Brian Austin Green has shared a touching update about his co-star Shannen Doherty’s battle with terminal cancer

Doherty, 52, conveyed the terrible news that her stage four cancer had spread to her brain in June of this year.

She was diagnosed with breast cancer in 2015, but two years later, after treatment, she claimed she was in remission.

Unfortunately, she disclosed in 2020 that she had been diagnosed with stage four cancer.

“It’s going to come out in a matter of days or a week that I’m stage four,” the actor told Good Morning America at the time. So my cancer returned, which is why I’m here.”

Doherty stated that she had kept the news private for a year, adding, “I don’t think I’ve processed it. In many respects, it’s a difficult pill to swallow.”

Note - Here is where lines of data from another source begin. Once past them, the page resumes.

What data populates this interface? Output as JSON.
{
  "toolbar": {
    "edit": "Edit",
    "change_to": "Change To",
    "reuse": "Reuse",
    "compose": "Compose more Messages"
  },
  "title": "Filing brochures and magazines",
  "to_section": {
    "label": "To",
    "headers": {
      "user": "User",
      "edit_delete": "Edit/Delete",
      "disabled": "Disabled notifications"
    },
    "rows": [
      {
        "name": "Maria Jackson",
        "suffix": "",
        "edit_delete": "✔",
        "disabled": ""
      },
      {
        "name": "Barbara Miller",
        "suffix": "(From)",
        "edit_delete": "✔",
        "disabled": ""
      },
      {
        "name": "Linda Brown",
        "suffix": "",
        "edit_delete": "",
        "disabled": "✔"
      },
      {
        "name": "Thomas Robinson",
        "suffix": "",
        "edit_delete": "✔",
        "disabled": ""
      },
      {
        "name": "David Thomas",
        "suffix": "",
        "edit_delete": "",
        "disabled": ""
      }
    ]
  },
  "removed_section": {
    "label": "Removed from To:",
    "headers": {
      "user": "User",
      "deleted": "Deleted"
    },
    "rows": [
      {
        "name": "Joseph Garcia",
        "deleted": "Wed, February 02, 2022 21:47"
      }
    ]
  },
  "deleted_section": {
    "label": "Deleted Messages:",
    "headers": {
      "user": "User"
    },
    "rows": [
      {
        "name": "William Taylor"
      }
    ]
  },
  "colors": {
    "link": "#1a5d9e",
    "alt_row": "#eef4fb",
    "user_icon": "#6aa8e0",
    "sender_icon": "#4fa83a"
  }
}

Doherty first kept her illness to herself while continuing to work on the BH90210 revival, but one of the few people she confided in was her co-star Green.

“I had moments of great anxiety where I thought, ‘I can’t really do this,’ and Brian was the one person—of that group of people who knew—who I told pretty quickly and said, ‘Here, this is what I’m dealing with, she explained.

“So, before every shoot, he would call me and say, ‘Listen, you know, whatever happens, I have your back.’ He’d look at me and say, ‘We got this, child. So Brian was quite helpful.”

Green provided an update on his pal in a recent interview with the Herald Sun.

“We talk all the time,” he told the newspaper. She is a really difficult person. If there is anyone who can put up a true battle against cancer, she is one of them.

“It’s not an easy situation, obviously, but I adore her.”

“And she’s making the best of a bad situation.”

Doherty has been extraordinarily open with her followers about her treatment, and in a heartbreaking post in June this year, she uploaded footage of her first radiation session while crying.

“On January 5th, my CT scan revealed metastases in my brain,” she stated in the video. Yesterday’s video showed the process of getting fitted for the mask that you wear during brain radiation.

“The first round of radiation was administered. My terror is palpable. I’m a claustrophobic person with a lot going on in my life.

“I am fortunate to have great doctors like Dr. Amin Mirahdi and the amazing Cedar Sinai staff. But that anxiety, that turbulence, that timing—this is what cancer might look like.”